Não resultou em nada a expectativa criada em torno da resposta do Governo do Iraque ao pedido do Ministério dos Negócios Estrangeiros (MNE) de Portugal para levantar a imunidade diplomática de que beneficiam, no quadro da Convenção de Viena, os dois suspeitos de, em 17 de Agosto, terem agredido um jovem com 15 anos. Os suspeitos são filhos do embaixador do Iraque em Lisboa.

Numa missiva entregue ao ministério de Augusto Santos Silva, no passado dia 20 de Outubro, o Ministério dos Negócios do Iraque transmitiu que considera “prematuro tomar uma decisão sobre o levantamento da imunidade diplomática” aos filhos do embaixador do Iraque e disse que estes estão disponíveis para serem ouvidos. Na realidade, os dois principais suspeitos da agressão não foram ouvidos nem vão poder sê-lo. Para os dois juristas de Direito Penal contactados pelo PÚBLICO, a disponibilidade para serem ouvidos é “uma disponibilidade sem sentido”. E sem consequências.

“Estamos como estávamos no início”, diz André Lamas Leite, professor da Faculdade de Direito da Universidade do Porto. “Foi apenas uma manobra política de diversão por parte do Governo iraquiano que sabe bem que esta resposta não adianta nada, apenas serve para protelar a decisão.”

Os dois suspeitos só podem ser ouvidos quando for levantada a imunidade, sob pena de o próprio Estado português ser responsabilizado por violar as normas da convenção. Só podem ser ouvidos enquanto arguidos e não como testemunhas, por ser contra eles que o processo foi instaurado. Como intervenientes nos factos, não podem ser testemunhas.

Resposta dúbia e “hipócrita”

“Uma testemunha tem conhecimento directo dos factos mas não teve intervenção neles. A testemunha está obrigada a falar, e falar com verdade, enquanto o arguido pode remeter-se ao silêncio”, explica André Lamas Leite.

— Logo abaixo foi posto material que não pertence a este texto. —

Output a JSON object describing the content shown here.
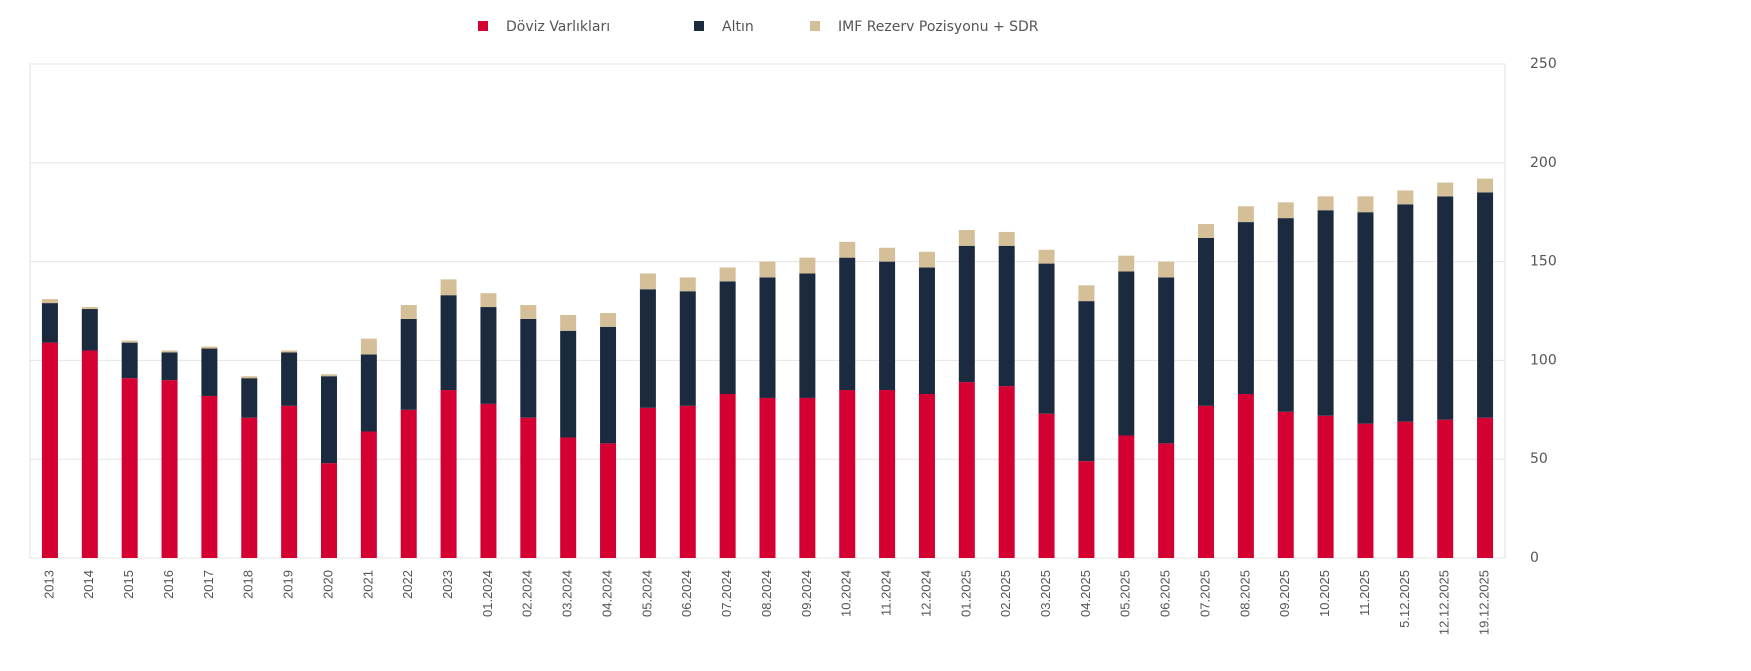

No entender deste especialista em Direito Penal e consultor da Abreu Advogados, a resposta iraquiana foi dúbia e “hipócrita”.

“É uma disponibilidade [para serem ouvidos] sem sentido nenhum. É uma mensagem de teor diplomático. Não há cooperação possível”, considera por sua vez Paulo Sá e Cunha, da sociedade Cuetrecasas, Gonçalves Pereira que preside à Associação de Advogados Penalistas. O advogado realça o facto de se estar perante um caso de suspeitas de um crime grave.

O pedido para um levantamento do estatuto da imunidade foi feito por Portugal a 25 de Agosto, depois de a Procuradoria-Geral da República (PGR) comunicar que em causa estavam “factos susceptíveis de integrarem o crime de homicídio na forma tentada” e que, “face aos elementos de prova já recolhidos, na sequência de diligências de investigação efectuadas”, se considerava “essencial para o esclarecimento dos factos ouvir, em interrogatório e enquanto arguidos, os dois suspeitos, que detêm imunidade diplomática”.

"Jogo do empurra"

Perante a decisão do Iraque de não levantar a imunidade, o ministro Augusto Santos Silva esclarece que compete ao Ministério Público (MP) dizer se a resposta do Iraque era ou não satisfatória. Contactado pelo PÚBLICO, o gabinete da PGR disse na sexta-feira que sobre esse caso, "de momento, não havia nada a acrescentar".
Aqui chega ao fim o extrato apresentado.